A British Columbia court has deferred its decision on whether to certify a proposed class action against a fund manager alleging that it followed a “closet indexing” strategy in a mutual fund that was sold as an active fund.
The lawsuit, which is one of several seeking damages for fund investors on the basis that they paid fees for active management on funds that secretly sought to track an index, targets HSBC Global Asset Management (Canada) Ltd. and HSBC Investment Funds (Canada) Inc. over the HSBC Equity Fund.

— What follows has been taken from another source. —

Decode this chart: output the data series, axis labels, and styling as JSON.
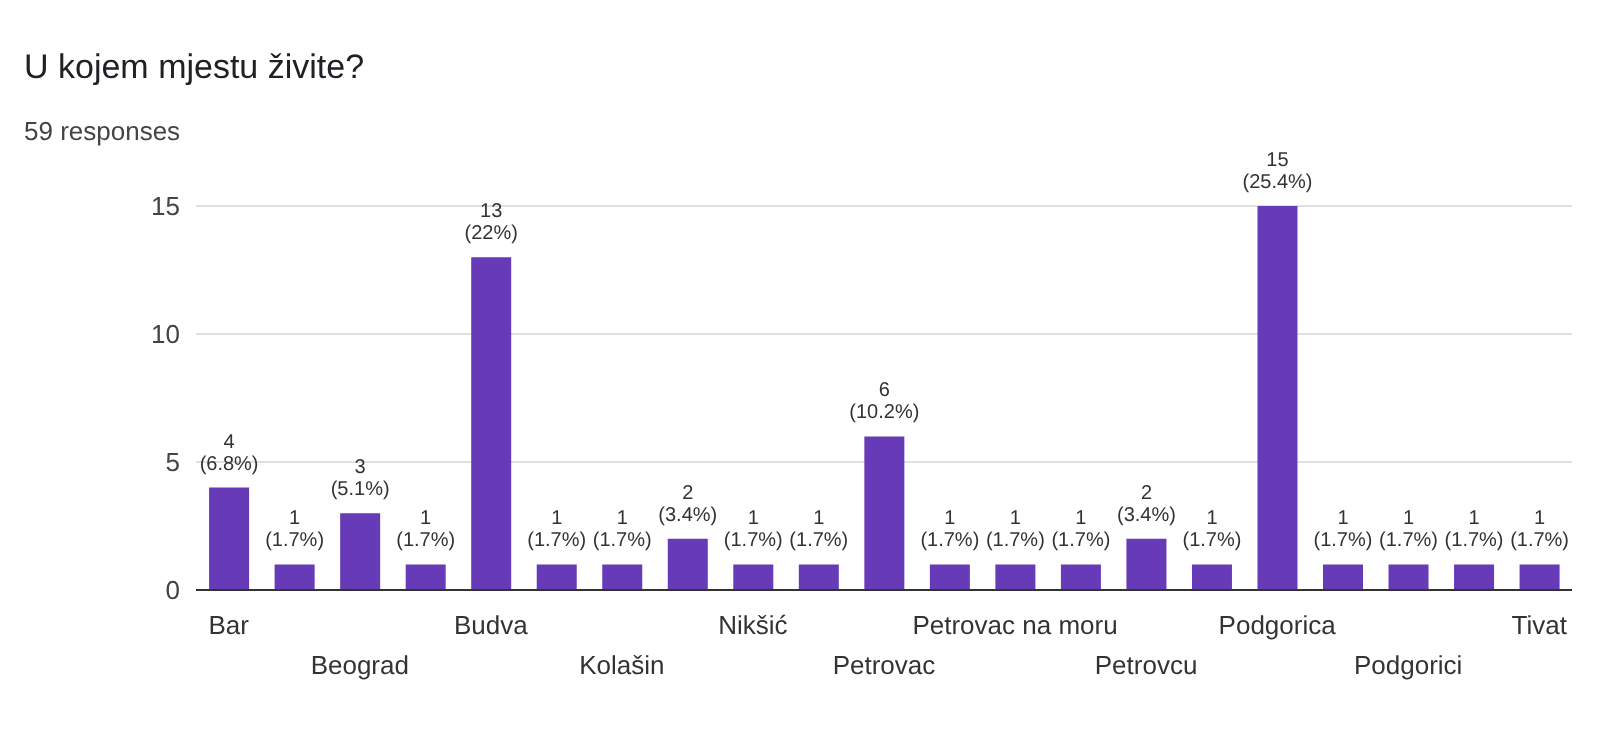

According to the B.C. Supreme Court’s ruling, the firms deny the allegations, arguing, among other things, that the fund was actively managed and that the plaintiff’s allegation that it deployed a closet indexing strategy is “a fallacious definition that has been crafted to merge and conflate concepts of investment strategy with actual fund holdings … and fund performance relative to a benchmark, all made to obfuscate the true nature of the allegations.”

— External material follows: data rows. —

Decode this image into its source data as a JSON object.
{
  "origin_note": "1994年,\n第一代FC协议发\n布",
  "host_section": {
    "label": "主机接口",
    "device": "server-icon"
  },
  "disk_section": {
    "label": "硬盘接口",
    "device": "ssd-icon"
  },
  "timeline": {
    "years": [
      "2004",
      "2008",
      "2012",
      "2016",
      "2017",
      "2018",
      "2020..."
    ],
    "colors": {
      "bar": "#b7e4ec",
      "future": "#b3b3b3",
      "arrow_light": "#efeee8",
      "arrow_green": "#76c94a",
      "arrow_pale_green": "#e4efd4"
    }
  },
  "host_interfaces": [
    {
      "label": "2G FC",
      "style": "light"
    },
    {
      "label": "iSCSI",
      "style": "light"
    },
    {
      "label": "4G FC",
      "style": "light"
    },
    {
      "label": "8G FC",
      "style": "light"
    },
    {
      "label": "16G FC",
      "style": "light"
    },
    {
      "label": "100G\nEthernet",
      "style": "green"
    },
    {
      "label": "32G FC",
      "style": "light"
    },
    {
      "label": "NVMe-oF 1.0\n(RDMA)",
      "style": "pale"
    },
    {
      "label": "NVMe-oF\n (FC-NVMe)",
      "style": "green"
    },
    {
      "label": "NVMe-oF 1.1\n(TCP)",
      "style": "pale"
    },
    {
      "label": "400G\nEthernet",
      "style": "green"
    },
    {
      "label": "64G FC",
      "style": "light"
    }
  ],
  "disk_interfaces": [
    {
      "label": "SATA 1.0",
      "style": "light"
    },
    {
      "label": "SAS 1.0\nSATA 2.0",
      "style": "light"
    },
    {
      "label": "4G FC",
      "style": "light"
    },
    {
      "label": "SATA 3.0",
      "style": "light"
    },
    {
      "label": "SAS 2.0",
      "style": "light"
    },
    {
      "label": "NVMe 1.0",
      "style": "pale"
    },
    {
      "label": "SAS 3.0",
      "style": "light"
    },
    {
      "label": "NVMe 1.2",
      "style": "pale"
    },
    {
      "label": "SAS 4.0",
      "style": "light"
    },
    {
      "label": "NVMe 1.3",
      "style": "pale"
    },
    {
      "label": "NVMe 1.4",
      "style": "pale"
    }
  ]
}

The court declined to rule on whether to certify the case as a class action, saying that while the other criteria for certifying a class action were satisfied, the plaintiff must establish “some basis in fact” that the firms actually used a closet indexing strategy — to show that there is a genuine basis for a class action.
According to the decision, an affidavit from a finance professor, M. Simutin, at the University of Toronto’s Rotman School of Management filed by the plaintiff doesn’t specifically address evidence of closet indexing by the HSBC fund.

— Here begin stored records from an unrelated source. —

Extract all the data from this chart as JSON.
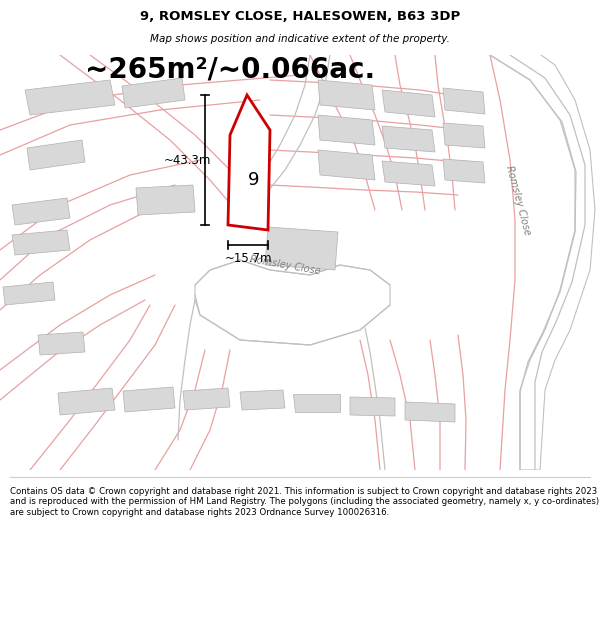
{
  "title_line1": "9, ROMSLEY CLOSE, HALESOWEN, B63 3DP",
  "title_line2": "Map shows position and indicative extent of the property.",
  "area_text": "~265m²/~0.066ac.",
  "dim_height": "~43.3m",
  "dim_width": "~15.7m",
  "plot_number": "9",
  "road_label_bottom": "Romsley Close",
  "road_label_right": "Romsley Close",
  "footer_text": "Contains OS data © Crown copyright and database right 2021. This information is subject to Crown copyright and database rights 2023 and is reproduced with the permission of HM Land Registry. The polygons (including the associated geometry, namely x, y co-ordinates) are subject to Crown copyright and database rights 2023 Ordnance Survey 100026316.",
  "bg_color": "#f2f2f2",
  "plot_fill": "#ffffff",
  "plot_edge": "#cc0000",
  "building_fill": "#d8d8d8",
  "building_edge": "#b0b0b0",
  "pink_line_color": "#e8a0a0",
  "grey_line_color": "#c0c0c0",
  "white_bg": "#ffffff",
  "title_fontsize": 9.5,
  "subtitle_fontsize": 7.5,
  "area_fontsize": 20,
  "dim_fontsize": 8.5,
  "plot_num_fontsize": 13,
  "road_label_fontsize": 7,
  "footer_fontsize": 6.2
}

That filing, the court said, “makes only one passing reference to the equity fund. He does not look at the equity fund using metrics such as R-squared, tracking error or active share to at least identify the equity fund as a possible closet indexer.”
In a couple of the other alleged closet indexing cases, the same professor provided more specific analysis to support certification as a class action, the court noted, and it ruled that the plaintiff should have an opportunity to produce further evidence in this case.
“With the recent clarification of the law on the need to show some basis in fact to support the assertion that a common issue actually exists, I will allow the plaintiff to submit a further affidavit by Professor Simutin or other evidence to show some basis in fact that a common issue actually exists,” the court ruled.
After getting that evidence, ideally within 90 days, the court will rule on whether the case can proceed.
The same judge has handled all four of the closet indexing class actions against various investment managers.
Of those, only one case has been tried, after being certified as a class action on consent.
In that case, the court ultimately sided with the fund manager (TD Asset Management Inc.) and dismissed the claim in a decision handed down in June.
A separate case against RBC Global Asset Management Inc. (RBC GAM) was certified as a class action last year, but that certification decision is under appeal.
The court has heard certification arguments in a third case, involving CIBC, but has not yet released its decision.